Predict before running: What is the tilt of a single-node tree? What about a tree where every node has the same value?
Challenge: Modify the subtree sum code to find the node with the maximum subtree sum. What do you track? What do you return? Is this pure aggregation or pair-return?
Challenge 2: Given a binary tree, count the number of "univalue subtrees" — subtrees where every node has the same value. Think about what your postorder function should return. Do you need to return the value? A boolean? Both?
Edge Cases to Watch For
- Children sum with only one child: If a node has only a left child, the right child value is 0. The property becomes
root->val == leftChild->val + 0. You must guard for the missing child with a ternary or null check — do not skip it. - Negative values in subtree sums: Subtree sums can be negative. The tilt uses absolute value, so \(|(-5) - 3| = 8\) not \(-8\). Make sure you use
abs(), not a manual subtraction that could yield the wrong sign.
For the Curious — Edge Contribution Technique: When a problem asks "sum of X over all pairs of nodes," there's a powerful alternative to postorder: fix each edge and count its contribution. If removing edge \((u, v)\) splits the tree into components of size \(S\) and \(N - S\), the number of pairs crossing that edge is \(S \times (N - S)\).

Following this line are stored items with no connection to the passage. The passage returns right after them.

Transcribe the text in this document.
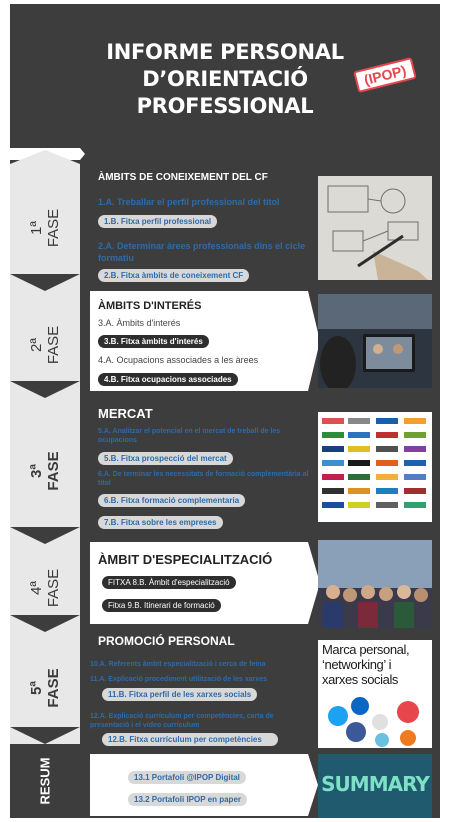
INFORME PERSONAL
D’ORIENTACIÓ
PROFESSIONAL
(IPOP)
1ª
FASE
ÀMBITS DE CONEIXEMENT DEL CF
1.A. Treballar el perfil professional del títol
1.B. Fitxa perfil professional
2.A. Determinar àrees professionals dins el cicle formatiu
2.B. Fitxa àmbits de coneixement CF
2ª
FASE
ÀMBITS D'INTERÉS
3.A. Àmbits d'interés
3.B. Fitxa àmbits d'interés
4.A. Ocupacions associades a les àrees
4.B. Fitxa ocupacions associades
3ª
FASE
MERCAT
5.A. Analitzar el potencial en el mercat de treball de les ocupacions
5.B. Fitxa prospecció del mercat
6.A. De terminar les necessitats de formació complementària al títol
6.B. Fitxa formació complementaria
7.B. Fitxa sobre les empreses
4ª
FASE
ÀMBIT D'ESPECIALITZACIÓ
FITXA 8.B. Àmbit d'especialització
Fitxa 9.B. Itinerari de formació
5ª
FASE
PROMOCIÓ PERSONAL
10.A. Referents àmbit especialització i cerca de feina
11.A. Explicació procediment utilització de les xarxes
11.B. Fitxa perfil de les xarxes socials
12.A. Explicació currículum per competències, carta de presentació i el vídeo currículum
12.B. Fitxa currículum per competències
Marca personal,
‘networking’ i
xarxes socials
RESUM	13.1 Portafoli @IPOP Digital
13.2 Portafoli IPOP en paper
SUMMARY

Sum this over all edges in one DFS pass — no rerooting needed.
Problems
| Problem | Link | Difficulty |
|---|---|---|
| LC 563 — Binary Tree Tilt | leetcode.com/problems/binary-tree-tilt | Easy |
| LC 508 — Most Frequent Subtree Sum | leetcode.com/problems/most-frequent-subtree-sum | Medium |
| LC 250 — Count Univalue Subtrees | leetcode.com/problems/count-univalue-subtrees | Medium |